Für Schleswig-Holstein in Europa

1. Juli 2016

Fischerei/Schleswig-Holstein
Schleswig-Holsteinischer Fischereitag 2016

Ulrike Rodust, Foto: S. Perrine
Ulrike Rodust, Foto: S. Perrine

Dis­kus­si­on im Zei­chen der Dorsch­kri­se

Die kri­ti­sche Nach­wuchs­ent­wick­lung des west­li­chen Dorschs und die dar­aus resul­tie­ren­de wis­sen­schaft­li­che Emp­feh­lung, die Fang­quo­te um mehr als 85 Pro­zent zu redu­zie­ren, waren die zen­tra­len The­men des Lan­des­fi­sche­rei­ta­ges am Frei­tag in Rends­burg. „Die Lage ist dra­ma­tisch für die Ost­see­fi­sche­rei. Ich weiß es geht hier für vie­le Betrie­be um die Exis­tenz.“ Vor dem Pro­blem der schlech­ten Bestands­ent­wick­lung des Dor­sches die Augen zu ver­schlie­ßen und wie bis­her wei­ter­zu­ma­chen, sei aber kei­ne Opti­on, beton­te Ulri­ke Rodust.

In ihrem Gruß­wort rief die Euro­pa­ab­ge­ord­ne­te dazu auf, gemein­sam nach trag­fä­hi­gen Lösun­gen zu suchen. Für den kom­men­den Mon­tag hat sie des­halb Ent­schei­der aus dem Land, dem Bund, der EU, der For­schung und der Fische­rei nach Lübeck ein­ge­la­den, um an einem Run­den Tisch mög­li­che Maß­nah­men zu dis­ku­tie­ren.
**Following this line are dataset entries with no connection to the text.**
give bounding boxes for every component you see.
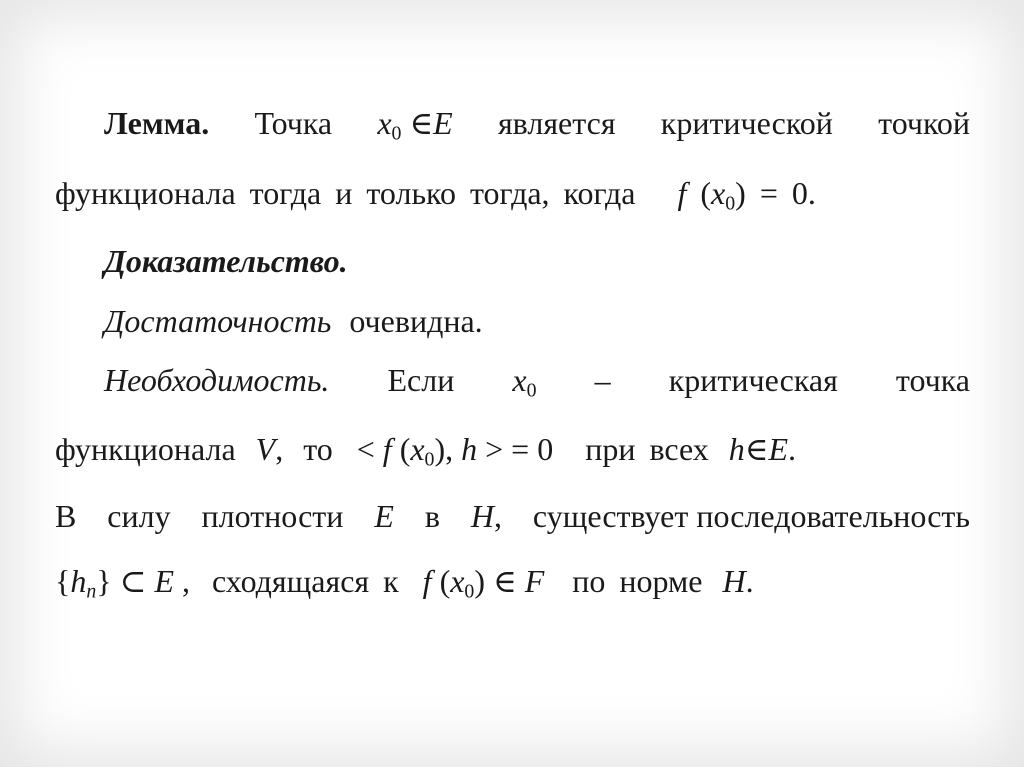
lemma-line-2 (55, 175, 816, 215)
functional-line (55, 431, 796, 471)
necessity-label: Необходимость. (104, 362, 330, 398)
sequence-by-norm: по норме (572, 563, 703, 599)
necessity-word-critical: критическая (668, 362, 838, 398)
lemma-word-critical: критической (660, 105, 833, 141)
density-word-exists: существует последовательность (532, 498, 970, 534)
formula-hn-subset-E: $\{h_n\}$ ⊂ E , (55, 563, 190, 603)
sufficiency-rest: очевидна. (349, 303, 483, 339)
formula-V: V, (255, 431, 284, 467)
formula-H-end: H. (722, 563, 754, 599)
density-word-density: плотности (201, 498, 344, 534)
necessity-line (104, 362, 970, 402)
necessity-word-point: точка (895, 362, 970, 398)
proof-title: Доказательство. (104, 243, 348, 279)
lemma-line-1 (104, 105, 970, 145)
sufficiency-line (104, 305, 483, 337)
density-word-in: В (55, 498, 77, 534)
lemma-word-point: Точка (254, 105, 333, 141)
formula-f-x0-in-F: f $(x_0)$ ∈ F (422, 563, 545, 603)
formula-inner-product: < f $(x_0)$, h > = 0 (356, 431, 554, 471)
functional-for-all: при всех (585, 431, 709, 467)
density-word-in2: в (424, 498, 440, 534)
lemma-line-2-text: функционала тогда и только тогда, когда (55, 175, 636, 211)
formula-x0-in-E: $x_0$ ∈E (377, 105, 453, 145)
formula-H: H, (470, 498, 502, 534)
necessity-word-if: Если (387, 362, 455, 398)
lemma-heading: Лемма. (104, 105, 210, 141)
lemma-word-is: является (497, 105, 616, 141)
sequence-converging: сходящаяся к (212, 563, 399, 599)
formula-f-x0-eq-0: f $(x_0) = 0$. (677, 175, 816, 215)
density-line (55, 500, 970, 532)
lemma-word-point2: точкой (878, 105, 970, 141)
sufficiency-label: Достаточность (104, 303, 332, 339)
functional-word-then: то (303, 431, 333, 467)
formula-x0: $x_0$ (512, 362, 537, 402)
necessity-dash: – (594, 362, 611, 398)
formula-E: E (374, 498, 394, 534)
formula-h-in-E: h∈E. (728, 431, 796, 467)
density-word-force: силу (107, 498, 171, 534)
sequence-line (55, 563, 754, 603)
functional-word: функционала (55, 431, 236, 467)
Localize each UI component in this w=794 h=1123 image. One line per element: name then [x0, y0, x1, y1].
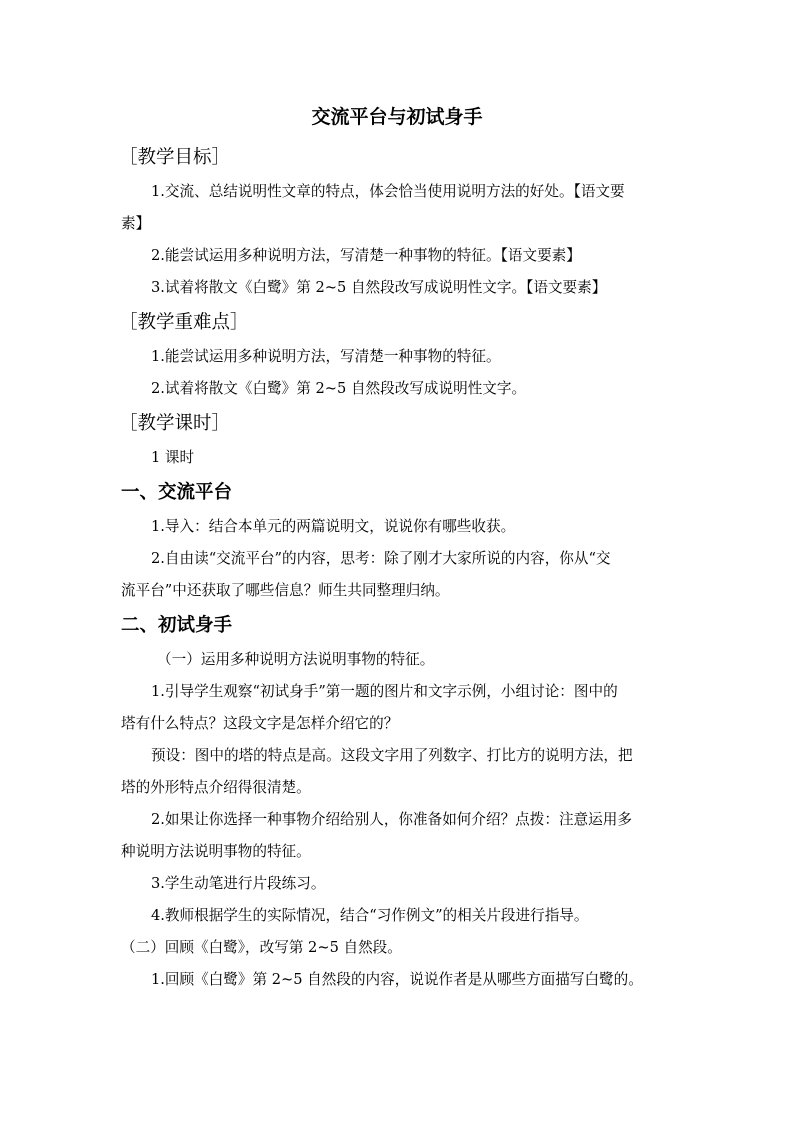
section-heading-goals: ［教学目标］ — [119, 147, 231, 168]
section-heading-part2: 二、初试身手 — [121, 615, 233, 636]
section-heading-time: ［教学课时］ — [119, 413, 231, 434]
part1-item: 1.导入：结合本单元的两篇说明文，说说你有哪些收获。 — [151, 518, 516, 535]
document-body — [121, 145, 676, 1002]
part2-item: 3.学生动笔进行片段练习。 — [151, 875, 326, 892]
part2-subheading: （二）回顾《白鹭》，改写第 2~5 自然段。 — [121, 939, 402, 956]
part2-item — [121, 682, 676, 734]
section-heading-key-points: ［教学重难点］ — [119, 312, 249, 333]
goal-item: 2.能尝试运用多种说明方法，写清楚一种事物的特征。【语文要素】 — [151, 247, 581, 264]
part2-subheading: （一）运用多种说明方法说明事物的特征。 — [157, 651, 435, 668]
goal-item-line: 素】 — [121, 215, 151, 232]
part1-item — [121, 549, 676, 601]
part1-item-line: 流平台”中还获取了哪些信息？师生共同整理归纳。 — [121, 582, 450, 599]
class-time: 1 课时 — [151, 449, 195, 466]
part2-item-line: 2.如果让你选择一种事物介绍给别人，你准备如何介绍？点拨：注意运用多 — [151, 811, 632, 828]
part2-item — [121, 810, 676, 862]
goal-item: 3.试着将散文《白鹭》第 2~5 自然段改写成说明性文字。【语文要素】 — [151, 279, 607, 296]
goal-item — [121, 182, 676, 234]
key-point-item: 1.能尝试运用多种说明方法，写清楚一种事物的特征。 — [151, 348, 501, 365]
part2-item-line: 塔有什么特点？这段文字是怎样介绍它的？ — [121, 715, 399, 732]
part1-item-line: 2.自由读“交流平台”的内容，思考：除了刚才大家所说的内容，你从“交 — [151, 550, 611, 567]
part2-item — [121, 746, 676, 798]
part2-item-line: 塔的外形特点介绍得很清楚。 — [121, 779, 311, 796]
document-title: 交流平台与初试身手 — [311, 106, 483, 128]
part2-item: 1.回顾《白鹭》第 2~5 自然段的内容，说说作者是从哪些方面描写白鹭的。 — [151, 971, 643, 988]
goal-item-line: 1.交流、总结说明性文章的特点，体会恰当使用说明方法的好处。【语文要 — [151, 183, 625, 200]
section-heading-part1: 一、交流平台 — [121, 482, 233, 503]
part2-item-line: 1.引导学生观察“初试身手”第一题的图片和文字示例，小组讨论：图中的 — [151, 683, 618, 700]
part2-item-line: 种说明方法说明事物的特征。 — [121, 843, 311, 860]
key-point-item: 2.试着将散文《白鹭》第 2~5 自然段改写成说明性文字。 — [151, 380, 527, 397]
part2-item: 4.教师根据学生的实际情况，结合“习作例文”的相关片段进行指导。 — [151, 907, 589, 924]
part2-item-line: 预设：图中的塔的特点是高。这段文字用了列数字、打比方的说明方法，把 — [151, 747, 633, 764]
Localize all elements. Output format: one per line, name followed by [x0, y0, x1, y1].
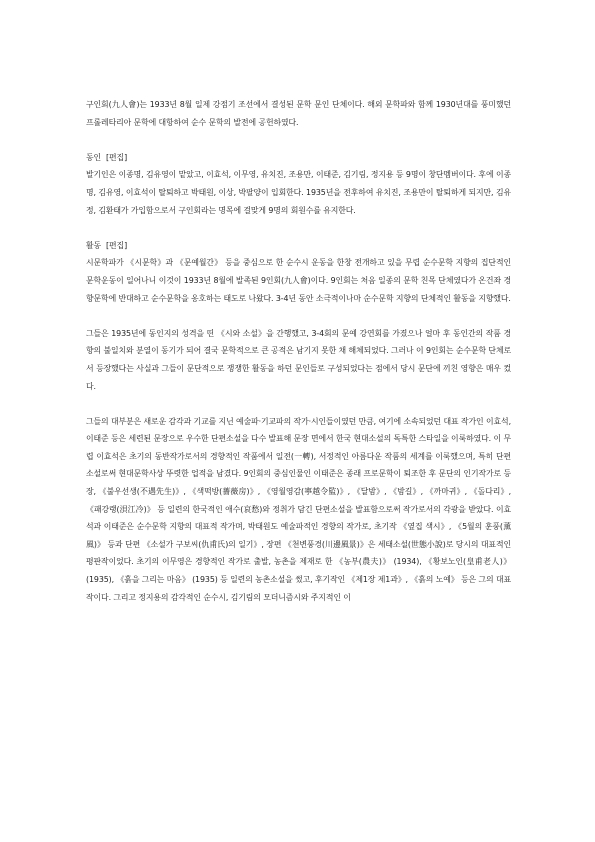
section-heading-activity: [86, 237, 511, 255]
intro-paragraph: 구인회(九人會)는 1933년 8월 일제 강점기 조선에서 결성된 문학 문인 단체이다. 해외 문학파와 함께 1930년대를 풍미했던 프롤레타리아 문학에 대항하여 순수 문학의 발전에 공헌하였다.: [86, 100, 511, 127]
section-heading-members: [86, 149, 511, 167]
section-title: 활동: [86, 240, 102, 250]
section-title: 동인: [86, 152, 102, 162]
members-paragraph: 발기인은 이종명, 김유영이 맡았고, 이효석, 이무영, 유치진, 조용만, 이태준, 김기림, 정지용 등 9명이 창단멤버이다. 후에 이종명, 김유영, 이효석이 탈퇴하고 박태원, 이상, 박팔양이 입회한다. 1935년을 전후하여 유치진, 조용만이 탈퇴하게 되지만, 김유정, 김환태가 가입함으로서 구인회라는 명목에 걸맞게 9명의 회원수를 유지한다.: [86, 170, 511, 215]
edit-link[interactable]: [편집]: [106, 152, 128, 162]
document-page: [86, 96, 511, 624]
edit-link[interactable]: [편집]: [106, 240, 128, 250]
activity-paragraph-2: 그들은 1935년에 동인지의 성격을 띤 《시와 소설》을 간행했고, 3-4회의 문예 강연회를 가졌으나 얼마 후 동인간의 작품 경향의 불일치와 분열이 동기가 되어 결국 문학적으로 큰 공적은 남기지 못한 채 해체되었다. 그러나 이 9인회는 순수문학 단체로서 등장했다는 사실과 그들이 문단적으로 쟁쟁한 활동을 하던 문인들로 구성되었다는 점에서 당시 문단에 끼친 영향은 매우 컸다.: [86, 328, 511, 391]
activity-paragraph-3: 그들의 대부분은 새로운 감각과 기교를 지닌 예술파·기교파의 작가·시인들이였던 만큼, 여기에 소속되었던 대표 작가인 이효석, 이태준 등은 세련된 문장으로 우수한 단편소설을 다수 발표해 문장 면에서 한국 현대소설의 독특한 스타일을 이룩하였다. 이 무렵 이효석은 초기의 동반작가로서의 경향적인 작품에서 일전(一轉), 서정적인 아름다운 작품의 세계를 이룩했으며, 특히 단편소설로써 현대문학사상 뚜렷한 업적을 남겼다. 9인회의 중심인물인 이태준은 종래 프로문학이 퇴조한 후 문단의 인기작가로 등장, 《불우선생(不遇先生)》, 《색떡방(薔薇房)》, 《영월영감(寧越令監)》, 《달밤》, 《밤길》, 《까마귀》, 《돌다리》, 《패강랭(浿江冷)》 등 일련의 한국적인 애수(哀愁)와 정취가 담긴 단편소설을 발표함으로써 작가로서의 각광을 받았다. 이효석과 이태준은 순수문학 지향의 대표적 작가며, 박태원도 예술파적인 경향의 작가로, 초기작 《옆집 색시》, 《5월의 훈풍(薰風)》 등과 단편 《소설가 구보씨(仇甫氏)의 일기》, 장편 《천변풍경(川邊風景)》은 세태소설(世態小說)로 당시의 대표적인 평판작이었다. 초기의 이무영은 경향적인 작가로 출발, 농촌을 제재로 한 《농부(農夫)》 (1934), 《황보노인(皇甫老人)》 (1935), 《흙을 그리는 마음》 (1935) 등 일련의 농촌소설을 썼고, 후기작인 《제1장 제1과》, 《흙의 노예》 등은 그의 대표작이다. 그리고 정지용의 감각적인 순수시, 김기림의 모더니즘시와 주지적인 이: [86, 416, 511, 602]
activity-paragraph-1: 시문학파가 《시문학》과 《문예월간》 등을 중심으로 한 순수시 운동을 한창 전개하고 있을 무렵 순수문학 지향의 집단적인 문학운동이 일어나니 이것이 1933년 8월에 발족된 9인회(九人會)이다. 9인회는 처음 일종의 문학 친목 단체였다가 온건좌 경향문학에 반대하고 순수문학을 옹호하는 태도로 나왔다. 3-4년 동안 소극적이나마 순수문학 지향의 단체적인 활동을 지향했다.: [86, 258, 511, 303]
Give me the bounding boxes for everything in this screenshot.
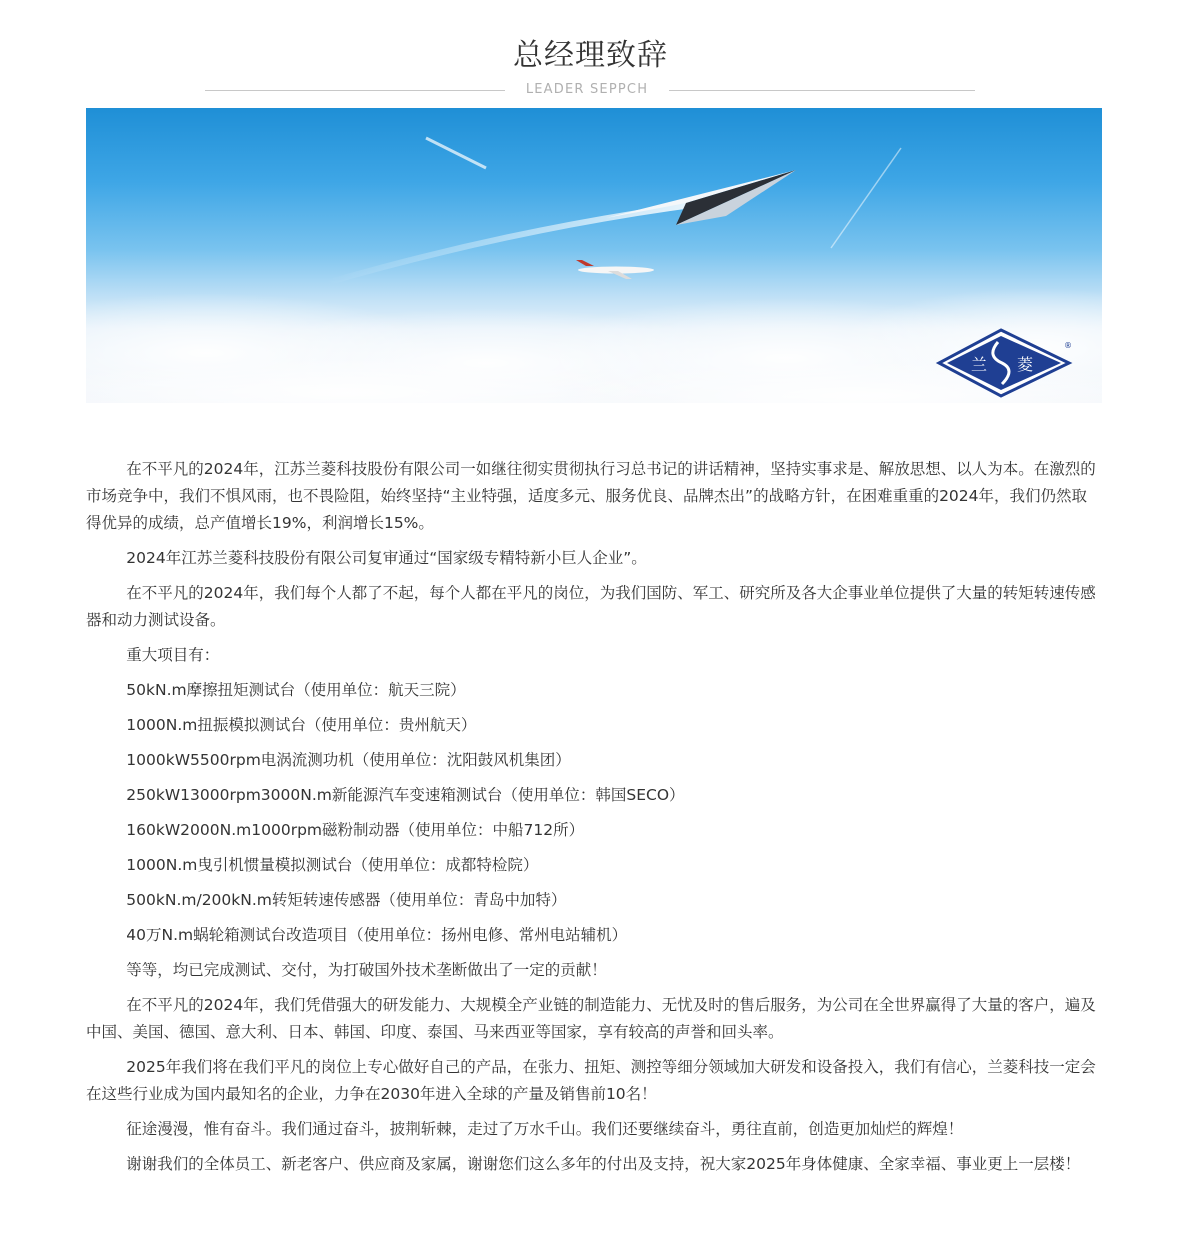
paragraph: 在不平凡的2024年，江苏兰菱科技股份有限公司一如继往彻实贯彻执行习总书记的讲话精神，坚持实事求是、解放思想、以人为本。在激烈的市场竞争中，我们不惧风雨，也不畏险阻，始终坚持“主业特强，适度多元、服务优良、品牌杰出”的战略方针，在困难重重的2024年，我们仍然取得优异的成绩，总产值增长19%，利润增长15%。 (86, 460, 1096, 532)
page-subtitle: LEADER SEPPCH (525, 82, 649, 97)
banner-illustration (86, 108, 1102, 403)
project-item: 1000N.m扭振模拟测试台（使用单位：贵州航天） (126, 716, 477, 734)
light-streak (426, 138, 486, 168)
speech-content (86, 456, 1102, 1186)
project-item: 40万N.m蜗轮箱测试台改造项目（使用单位：扬州电修、常州电站辅机） (126, 926, 628, 944)
subtitle-row (205, 80, 975, 100)
paragraph: 2024年江苏兰菱科技股份有限公司复审通过“国家级专精特新小巨人企业”。 (126, 549, 647, 567)
project-item: 50kN.m摩擦扭矩测试台（使用单位：航天三院） (126, 681, 466, 699)
page-header (0, 0, 1181, 100)
paragraph: 在不平凡的2024年，我们凭借强大的研发能力、大规模全产业链的制造能力、无忧及时的售后服务，为公司在全世界赢得了大量的客户，遍及中国、美国、德国、意大利、日本、韩国、印度、泰国、马来西亚等国家，享有较高的声誉和回头率。 (86, 996, 1096, 1041)
banner-image (86, 108, 1102, 403)
paragraph: 谢谢我们的全体员工、新老客户、供应商及家属，谢谢您们这么多年的付出及支持，祝大家2025年身体健康、全家幸福、事业更上一层楼！ (126, 1155, 1081, 1173)
project-item: 500kN.m/200kN.m转矩转速传感器（使用单位：青岛中加特） (126, 891, 567, 909)
project-item: 250kW13000rpm3000N.m新能源汽车变速箱测试台（使用单位：韩国SECO） (126, 786, 685, 804)
paragraph: 征途漫漫，惟有奋斗。我们通过奋斗，披荆斩棘，走过了万水千山。我们还要继续奋斗，勇往直前，创造更加灿烂的辉煌！ (126, 1120, 964, 1138)
project-item: 1000N.m曳引机惯量模拟测试台（使用单位：成都特检院） (126, 856, 539, 874)
paragraph: 在不平凡的2024年，我们每个人都了不起，每个人都在平凡的岗位，为我们国防、军工、研究所及各大企事业单位提供了大量的转矩转速传感器和动力测试设备。 (86, 584, 1096, 629)
paragraph: 等等，均已完成测试、交付，为打破国外技术垄断做出了一定的贡献！ (126, 961, 607, 979)
logo-text-right: 菱 (1016, 355, 1034, 374)
logo-text-left: 兰 (970, 355, 988, 374)
paragraph: 2025年我们将在我们平凡的岗位上专心做好自己的产品，在张力、扭矩、测控等细分领域加大研发和设备投入，我们有信心，兰菱科技一定会在这些行业成为国内最知名的企业，力争在2030年进入全球的产量及销售前10名！ (86, 1058, 1096, 1103)
paragraph: 重大项目有： (126, 646, 220, 664)
light-streak (831, 148, 901, 248)
paper-plane-icon (606, 170, 796, 225)
divider-left (205, 90, 505, 91)
project-item: 160kW2000N.m1000rpm磁粉制动器（使用单位：中船712所） (126, 821, 585, 839)
divider-right (669, 90, 975, 91)
registered-mark: ® (1064, 341, 1072, 350)
project-item: 1000kW5500rpm电涡流测功机（使用单位：沈阳鼓风机集团） (126, 751, 571, 769)
cloud-layer (86, 288, 1102, 403)
airplane-icon (576, 260, 654, 279)
page-title: 总经理致辞 (513, 38, 668, 73)
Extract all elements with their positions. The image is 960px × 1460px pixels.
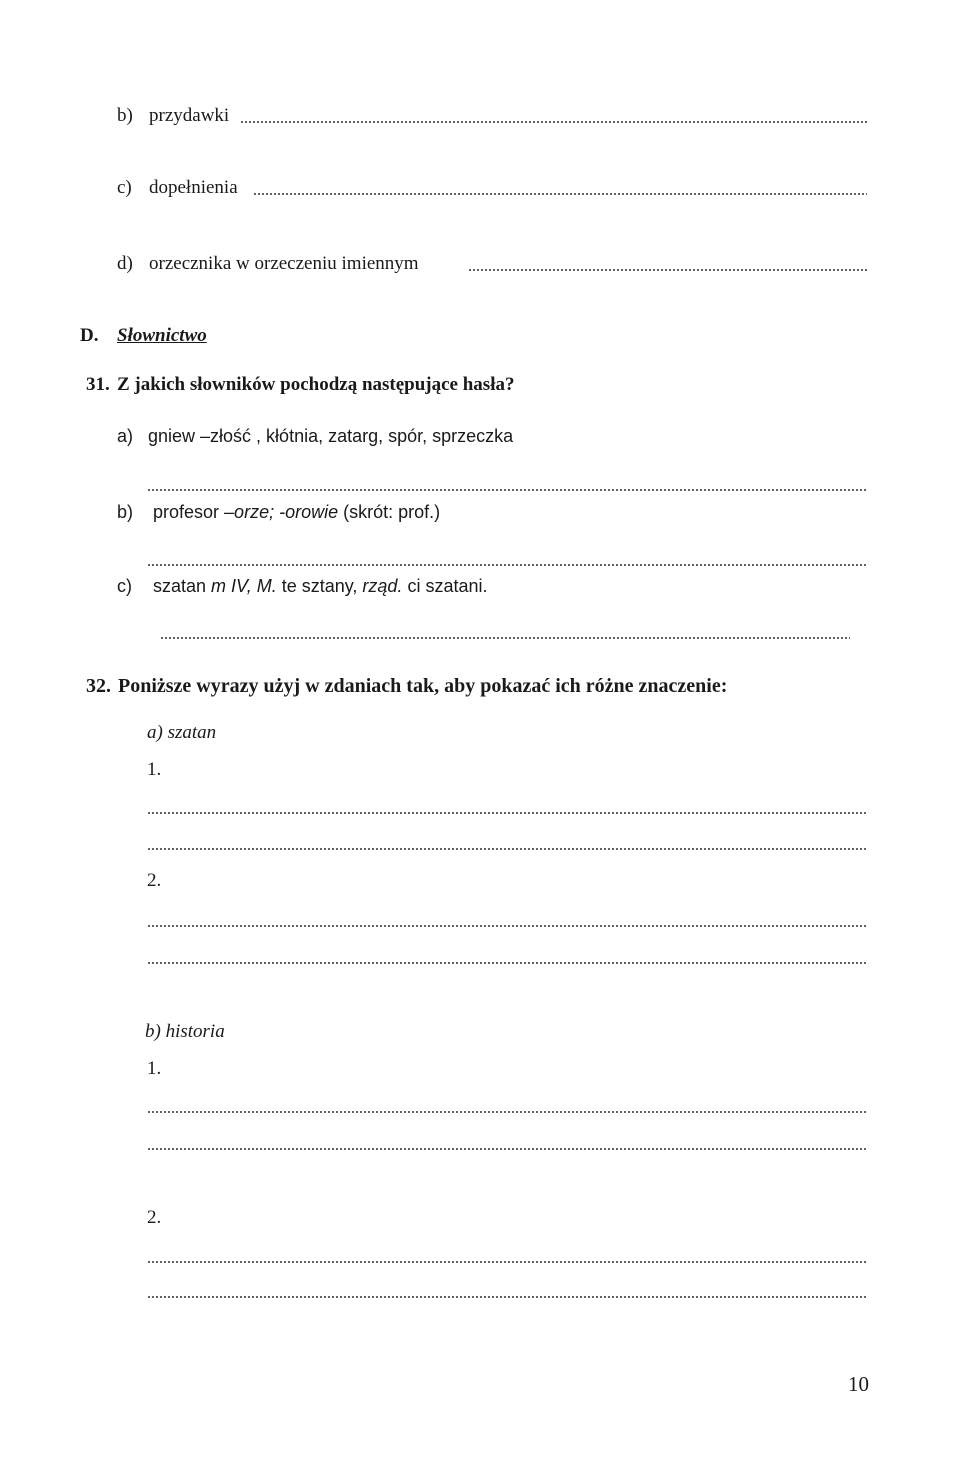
q32-a-number-2: 2.	[147, 870, 162, 891]
q32-a-1-line-1[interactable]	[147, 812, 867, 814]
item-d-answer-line[interactable]	[468, 269, 867, 271]
item-b-label: b)	[117, 105, 133, 126]
q32-b-2-line-2[interactable]	[147, 1296, 867, 1298]
item-d-text: orzecznika w orzeczeniu imiennym	[149, 253, 419, 274]
q31-c-text	[153, 574, 488, 598]
q31-number: 31.	[86, 374, 110, 395]
q32-a-number-1: 1.	[147, 759, 162, 780]
q31-c-answer-line[interactable]	[160, 637, 850, 639]
section-letter: D.	[80, 325, 99, 346]
q31-b-part2: –orze; -orowie	[224, 502, 339, 522]
item-c-label: c)	[117, 177, 132, 198]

Neben der Opti­on, ver­mehrt auf die Schol­le zu gehen, oder auf die Nord­see aus­zu­wei­chen, wies Rodust auf die Mög­lich­keit zur vor­über­ge­hen­den finan­zi­el­len Unter­stüt­zung durch EU-Gel­der hin, die der gera­de ver­ab­schie­de­te Ost­see-Manage­ment­plan bie­tet. Es sei bei­spiels­wei­se zu prü­fen, ob es so älte­ren Fischern ermög­licht wer­den kön­ne, frü­her in den Ruhe­stand zu gehen: „Gera­de weil ich dar­an glau­be, dass die Fische­rei in Schles­wig-Hol­stein eine Zukunft hat, ist es mir wich­tig, dafür zu sor­gen, dass beson­ders die jün­ge­ren Fischer eine Per­spek­ti­ve behal­ten“.
Zur Bestands­er­ho­lung des Dorschs hält Rodust auch einen Bei­trag der Frei­zeit­fi­sche­rei für unaus­weich­lich, bei­spiels­wei­se in Form einer frei­wil­li­gen Selbst­ver­pflich­tung: „Es darf nicht sein, dass zum berech­tig­ten Schutz der Dor­sche der Berufs­fi­sche­rei alles abver­langt wird und die Frei­zeit­fi­sche­rei dann das bis zu 7,3-fache unquo­tiert dem Meer ent­neh­men darf. Ich bin mir sehr bewusst, dass die Regio­nen an der schles­wig-hol­stei­ni­schen Ost­see­küs­te wirt­schaft­lich sehr von den Hoch­see­an­gel­fahr­ten abhän­gig sind und dies ein wich­ti­ger Fak­tor für den Tou­ris­mus ist. Des­halb habe ich mich auch gegen pau­scha­le Angel­ver­bo­te in den aus­zu­wei­sen­den Natur­schutz­ge­bie­ten aus­ge­spro­chen.“ Jetzt sei ein Ent­ge­gen­kom­men der Frei­zeit­fi­sche­rei nötig, bei­spiels­wei­se durch eine Tages­fang­be­gren­zung von 5 Fischen pro Per­son und ein Aus­set­zen wäh­rend der Laich­zei­ten des Dorschs.